At its first-ever "winter launch" at the Canadian Broadcasting Centre in Toronto, the public broadcaster gave reporters a preview three new dramas, a half-hour sitcom, a daily daytime lifestyle talks how and a reality series to premiere in the dark months ahead, which could be bright for the public broadcaster if the TV writers strike continues to cripple U.S. networks.

CBC, which has suffered from weak primetime ratings for its non-sports programming in recent years, is firing back with populist (some would say American-style) programming.

Take MVP, a shot-on-film "high skates" drama about the lives and loves of hockey players.

"It's the secret lives of hockey wives," said Kristin Booth who plays a 25-year-old virgin preschool teacher pursued by a star player. "It's really interesting for the CBC to be airing a show like this, because it's not traditional CBC fare. There's a lot of sex, a lot of scandal, a lot of drugs. It's pretty racy. The CBC, I've got to commend them on their bravery, their willingness to try something new."

For iconic/ironic star power look no further than the hour long dramady jPod, an adaptation of the Douglas Coupland novel about computer programmers in Vancouver. As well as David Kopp and Emilie Ullerup, the series features Alan Thicke, who played likeable dad Jason Seaver on the 1980s and '90s sitcom Growing Pains.

"This dad is so different, it doesn't really feel like the same genre," said Thicke, who limped to the press conference after a hockey injury. "This guy drinks rum and Gatorade all day. He's not above exploiting his children for an opportunity for a voiceover job in the production of a video game, or to get next to his son's former algebra classmate, with whom he has an affair."
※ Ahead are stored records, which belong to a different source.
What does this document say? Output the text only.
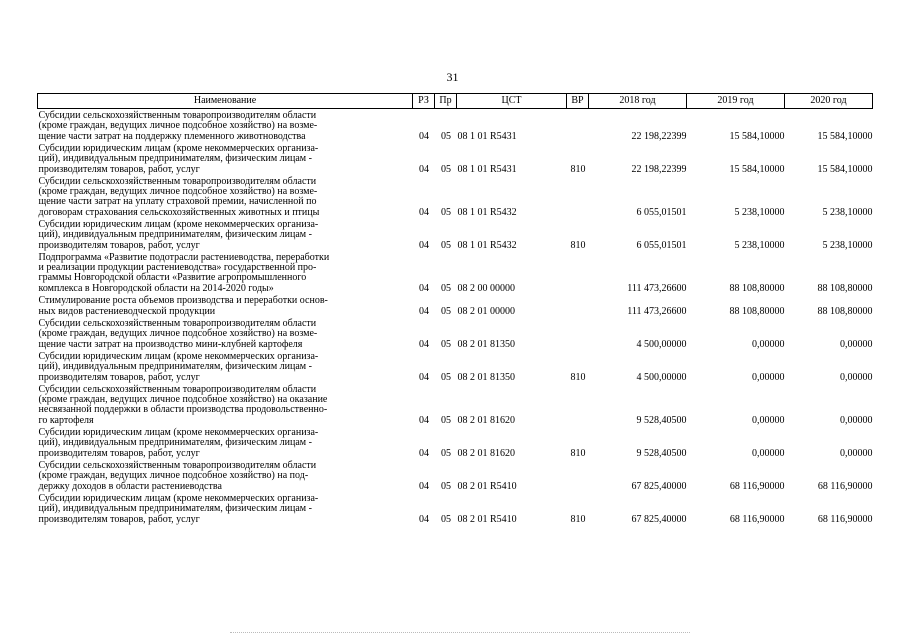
31
Наименование	РЗ	Пр	ЦСТ	ВР	2018 год	2019 год	2020 год

Субсидии сельскохозяйственным товаропроизводителям области
(кроме граждан, ведущих личное подсобное хозяйство) на возме-
щение части затрат на поддержку племенного животноводства	04	05	08 1 01 R5431		22 198,22399	15 584,10000	15 584,10000

Субсидии юридическим лицам (кроме некоммерческих организа-
ций), индивидуальным предпринимателям, физическим лицам -
производителям товаров, работ, услуг	04	05	08 1 01 R5431	810	22 198,22399	15 584,10000	15 584,10000

Субсидии сельскохозяйственным товаропроизводителям области
(кроме граждан, ведущих личное подсобное хозяйство) на возме-
щение части затрат на уплату страховой премии, начисленной по
договорам страхования сельскохозяйственных животных и птицы	04	05	08 1 01 R5432		6 055,01501	5 238,10000	5 238,10000

Субсидии юридическим лицам (кроме некоммерческих организа-
ций), индивидуальным предпринимателям, физическим лицам -
производителям товаров, работ, услуг	04	05	08 1 01 R5432	810	6 055,01501	5 238,10000	5 238,10000

Подпрограмма «Развитие подотрасли растениеводства, переработки
и реализации продукции растениеводства» государственной про-
граммы Новгородской области «Развитие агропромышленного
комплекса в Новгородской области на 2014-2020 годы»	04	05	08 2 00 00000		111 473,26600	88 108,80000	88 108,80000

Стимулирование роста объемов производства и переработки основ-
ных видов растениеводческой продукции	04	05	08 2 01 00000		111 473,26600	88 108,80000	88 108,80000

Субсидии сельскохозяйственным товаропроизводителям области
(кроме граждан, ведущих личное подсобное хозяйство) на возме-
щение части затрат на производство мини-клубней картофеля	04	05	08 2 01 81350		4 500,00000	0,00000	0,00000

Субсидии юридическим лицам (кроме некоммерческих организа-
ций), индивидуальным предпринимателям, физическим лицам -
производителям товаров, работ, услуг	04	05	08 2 01 81350	810	4 500,00000	0,00000	0,00000

Субсидии сельскохозяйственным товаропроизводителям области
(кроме граждан, ведущих личное подсобное хозяйство) на оказание
несвязанной поддержки в области производства продовольственно-
го картофеля	04	05	08 2 01 81620		9 528,40500	0,00000	0,00000

Субсидии юридическим лицам (кроме некоммерческих организа-
ций), индивидуальным предпринимателям, физическим лицам -
производителям товаров, работ, услуг	04	05	08 2 01 81620	810	9 528,40500	0,00000	0,00000

Субсидии сельскохозяйственным товаропроизводителям области
(кроме граждан, ведущих личное подсобное хозяйство) на под-
держку доходов в области растениеводства	04	05	08 2 01 R5410		67 825,40000	68 116,90000	68 116,90000

Субсидии юридическим лицам (кроме некоммерческих организа-
ций), индивидуальным предпринимателям, физическим лицам -
производителям товаров, работ, услуг	04	05	08 2 01 R5410	810	67 825,40000	68 116,90000	68 116,90000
In an interview the launch, Kirstine Layfield, CBC's executive director of network programming, said introducing the popular Little Mosque on the Prairie last January worked so well the network decided to experiment with holding back some of its big premieres until the cold, dreary month, when the U.S. is between sweeps periods and therefore not as much of a distraction.

"We figure if we're lucky enough for Canadians to turn to us, we'd better have something for them to watch, no matter what time of year it is," she said. "It's a great time to launch things because if you do it in the fall, the Americans are putting out all their new programming. We are not dependent on American schedules, so why program to American schedules?"

Tuesday's announcement held a last-minute surprise for game show fans. Layfield said CBC has landed the rights to air long-running syndicated Jeopardy and Wheel of Fortune beginning next fall. Both shows currently air on CTV affiliates.